Fausta comprit que c’était l’instant critique. Elle se redressa de toute sa hauteur. Elle prit cet air de souveraine qui la faisait irrésistible, et adoucissant l’éclat de son regard:

– Regardez-moi, dit-elle. Ne suis-je pas assez jeune, assez belle? Ne ferai-je pas une souveraine digne en tous points du puissant monarque que vous allez être?

– Je vois, dit don César, qui recouvrait toute sa lucidité, je vois que vous êtes, en effet, la jeunesse même, et quant à la beauté, jamais, je le crois sincèrement, nulle beauté n’égala la vôtre.
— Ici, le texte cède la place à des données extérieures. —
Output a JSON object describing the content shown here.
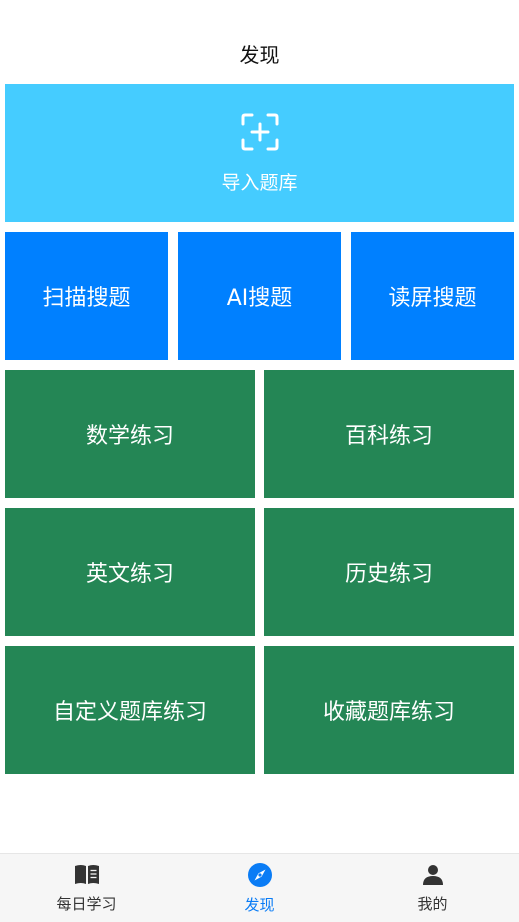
{
  "header": {
    "title": "发现"
  },
  "import_tile": {
    "label": "导入题库",
    "icon": "scan-plus-icon"
  },
  "search_tiles": [
    {
      "label": "扫描搜题"
    },
    {
      "label": "AI搜题"
    },
    {
      "label": "读屏搜题"
    }
  ],
  "practice_tiles": [
    {
      "label": "数学练习"
    },
    {
      "label": "百科练习"
    },
    {
      "label": "英文练习"
    },
    {
      "label": "历史练习"
    },
    {
      "label": "自定义题库练习"
    },
    {
      "label": "收藏题库练习"
    }
  ],
  "bottom_nav": {
    "items": [
      {
        "label": "每日学习",
        "icon": "book-icon",
        "active": false
      },
      {
        "label": "发现",
        "icon": "compass-icon",
        "active": true
      },
      {
        "label": "我的",
        "icon": "person-icon",
        "active": false
      }
    ]
  },
  "colors": {
    "import": "#45ccff",
    "search": "#0080ff",
    "practice": "#248655",
    "active_nav": "#0a7cf5"
  }
}
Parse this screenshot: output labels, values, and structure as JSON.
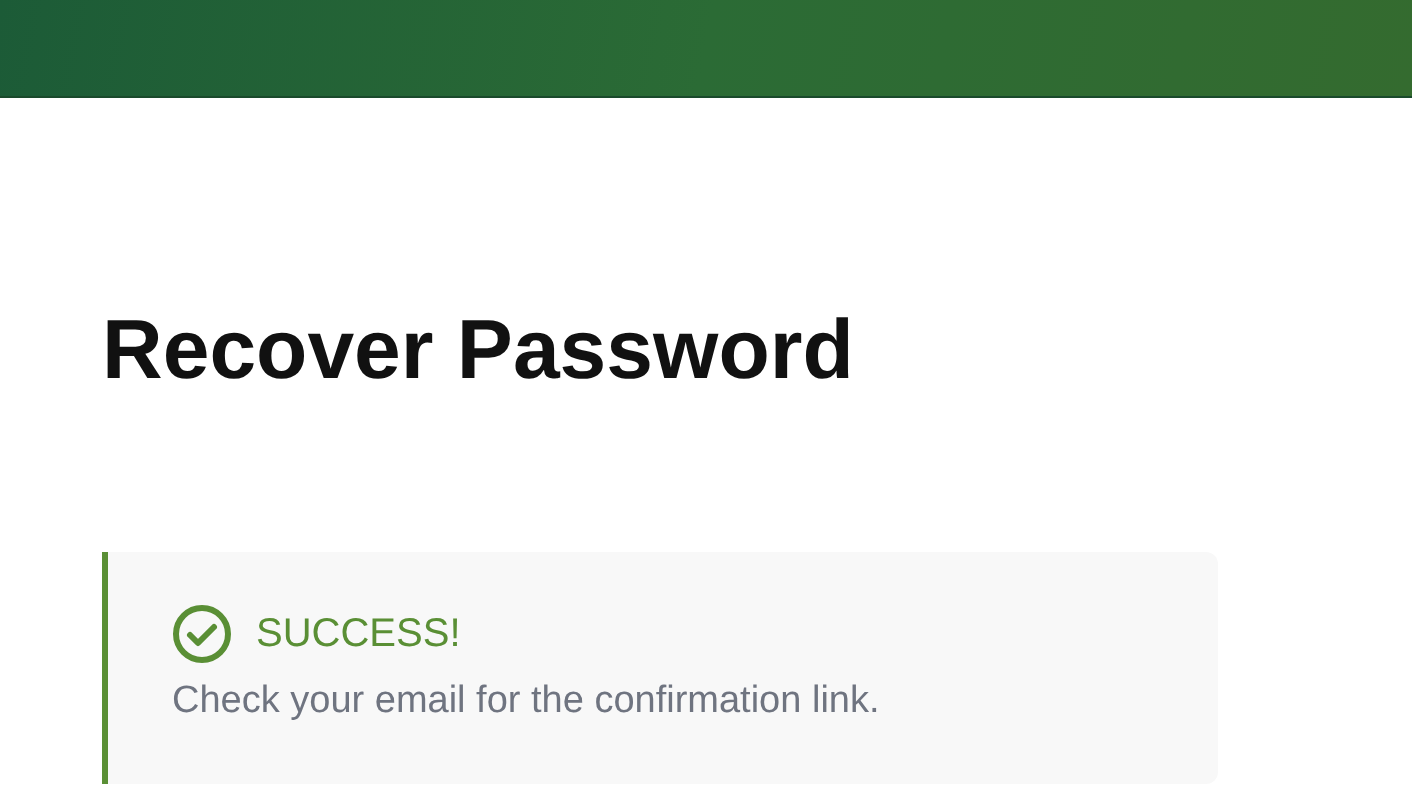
{
  "title": "Recover Password",
  "alert": {
    "kind": "success",
    "heading": "SUCCESS!",
    "message": "Check your email for the confirmation link."
  }
}
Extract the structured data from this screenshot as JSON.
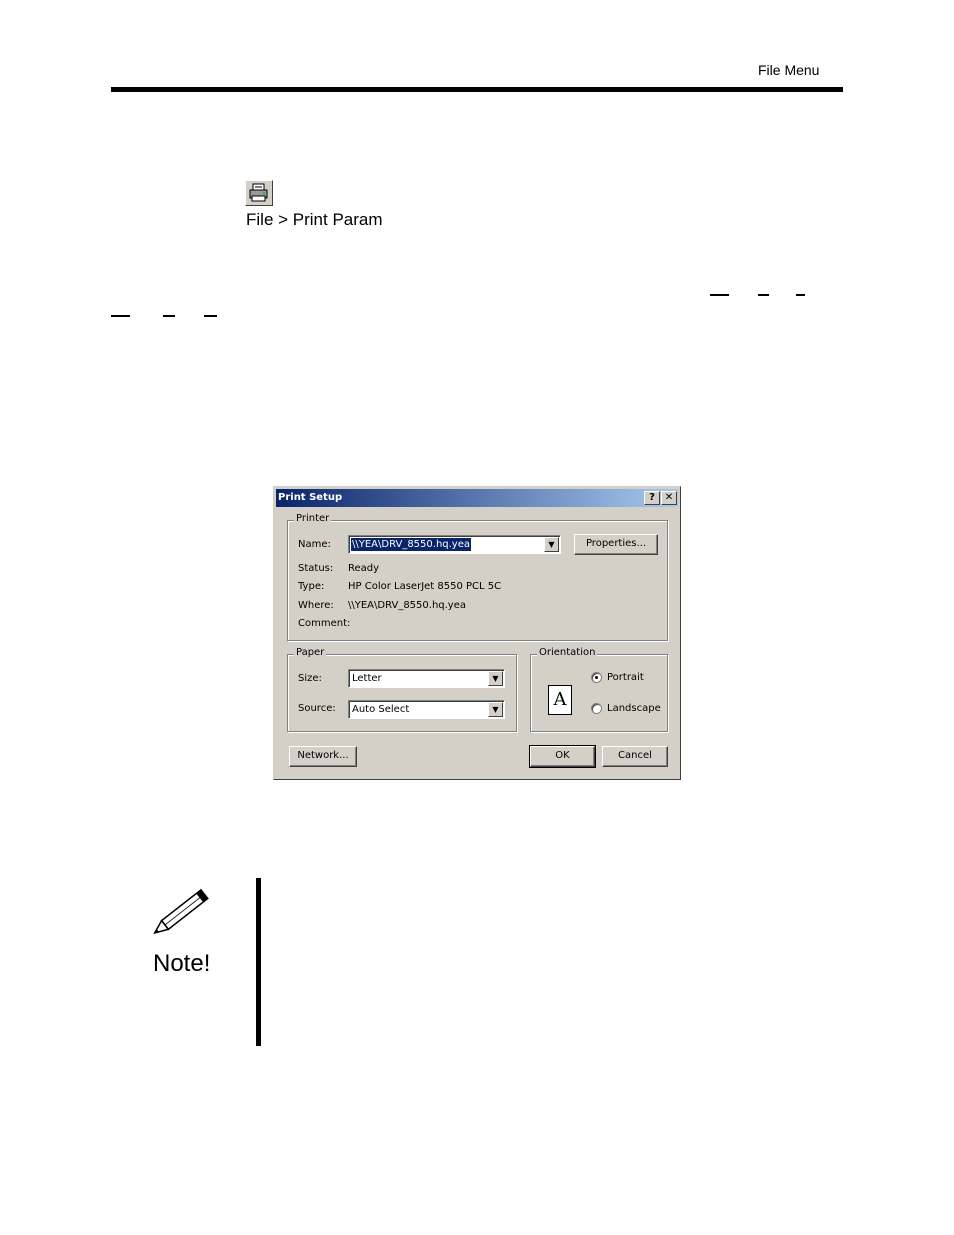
{
  "header": {
    "title": "File Menu"
  },
  "toolbar": {
    "icon": "printer-icon",
    "menu_path": "File > Print Param"
  },
  "dialog": {
    "title": "Print Setup",
    "help_button": "?",
    "close_button": "✕",
    "printer": {
      "group_label": "Printer",
      "name_label": "Name:",
      "name_value": "\\\\YEA\\DRV_8550.hq.yea",
      "properties_button": "Properties...",
      "status_label": "Status:",
      "status_value": "Ready",
      "type_label": "Type:",
      "type_value": "HP Color LaserJet 8550 PCL 5C",
      "where_label": "Where:",
      "where_value": "\\\\YEA\\DRV_8550.hq.yea",
      "comment_label": "Comment:",
      "comment_value": ""
    },
    "paper": {
      "group_label": "Paper",
      "size_label": "Size:",
      "size_value": "Letter",
      "source_label": "Source:",
      "source_value": "Auto Select"
    },
    "orientation": {
      "group_label": "Orientation",
      "page_glyph": "A",
      "portrait_label": "Portrait",
      "landscape_label": "Landscape",
      "selected": "Portrait"
    },
    "network_button": "Network...",
    "ok_button": "OK",
    "cancel_button": "Cancel"
  },
  "note": {
    "label": "Note!",
    "icon": "pencil-icon"
  }
}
Vous êtes déjà, madame, un modèle accompli de majesté souveraine, et près de vous les plus grandes reines paraîtraient de simples dames d’atours, Mais…

– Mais?… Dites toute votre pensée, dit Fausta, très froide.

– Eh bien, oui, je dirai toute ma pensée. Vous n’êtes pas une femme ordinaire, madame; la franchise la plus absolue me paraît seule digne d’un caractère noble et fier tel que le vôtre. Je vous dirai donc en toute sincérité, sans fausse humilité, que je me crois tout à fait indigne du très grand honneur que vous me voulez faire. Vous êtes trop souveraine et pas assez… femme.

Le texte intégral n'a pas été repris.